From the interview with Douglas X. Womer of Cockleysville, MD conducted by phone from Fort Worden by Clare Ledden on October 16,2014. Mr. Womer served in the US Army 14th Coast Artillery A Battery at Fort Flagler and Fort Worden in 1943-44. Here he recounts a memory of Fort Worden:
“On July 4, 1944, we had a group go up to Seattle to watch the 4th of July parade. Maybe not the whole regiment, but I know the Battery went up. We had a boat, and we got on the boat and it took us all the way up to Seattle and brought us back.
We had a colonel. The company had an executive officer who was an old farmer and as a boy he helped his father build Fort Worden, putting in gun emplacements and all that. I talked to him when I saw him in Seattle and he told me that he had an emblem on his right side and I couldn’t figure out what it was, so I said to him, ‘what was that for’? He served on the general’s staff at one time in Washington.

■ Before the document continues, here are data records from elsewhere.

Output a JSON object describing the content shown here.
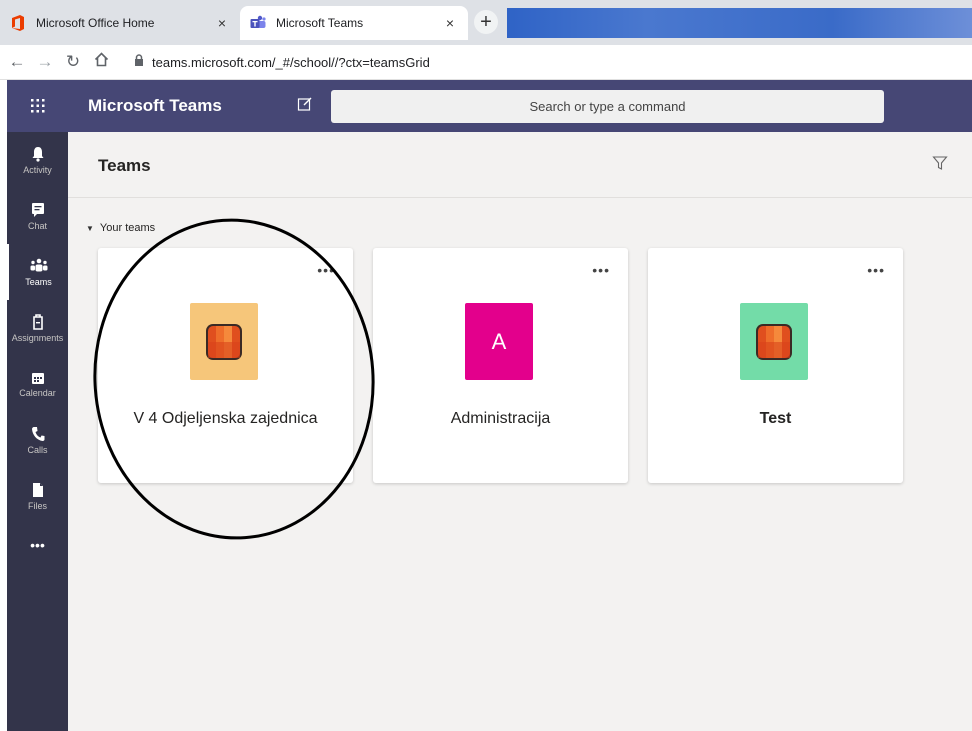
{
  "browser": {
    "tabs": [
      {
        "title": "Microsoft Office Home",
        "close": "×"
      },
      {
        "title": "Microsoft Teams",
        "close": "×"
      }
    ],
    "new_tab": "+",
    "url": "teams.microsoft.com/_#/school//?ctx=teamsGrid"
  },
  "teams": {
    "app_name": "Microsoft Teams",
    "search_placeholder": "Search or type a command",
    "rail": [
      {
        "label": "Activity"
      },
      {
        "label": "Chat"
      },
      {
        "label": "Teams"
      },
      {
        "label": "Assignments"
      },
      {
        "label": "Calendar"
      },
      {
        "label": "Calls"
      },
      {
        "label": "Files"
      }
    ],
    "rail_more": "•••",
    "page_title": "Teams",
    "section_label": "Your teams",
    "cards": [
      {
        "name": "V 4 Odjeljenska zajednica",
        "avatar_color": "#f6c67a",
        "more": "•••"
      },
      {
        "name": "Administracija",
        "avatar_letter": "A",
        "avatar_color": "#e3008c",
        "more": "•••"
      },
      {
        "name": "Test",
        "avatar_color": "#73dca8",
        "more": "•••"
      }
    ]
  },
  "colors": {
    "header": "#464775",
    "rail": "#33344a",
    "accent": "#e3008c"
  }
}
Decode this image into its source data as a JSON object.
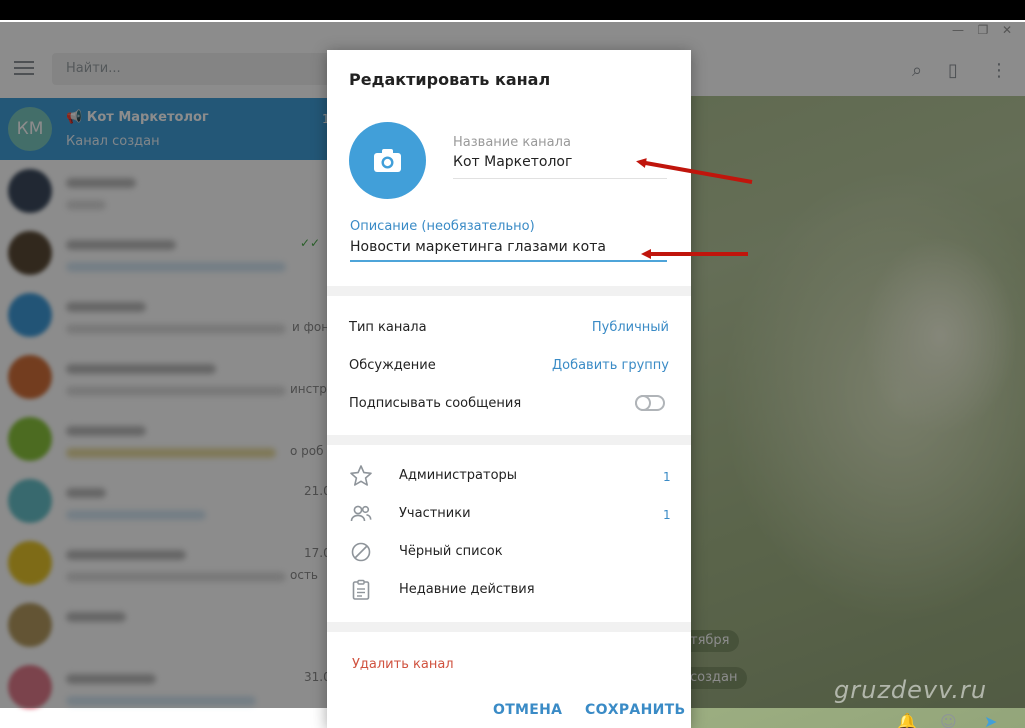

General (James H.) Cunningham had another full colonel there who was more or less his aide and his name was Biehl, I think it was. Every time we had a parade we had to laugh. On one occasion his staff car pulled up and they opened the door for him. He always had his dogs with him. And he says, “Come on dogs and you too, Biehl.” Well, that broke us up. I never forgot that.”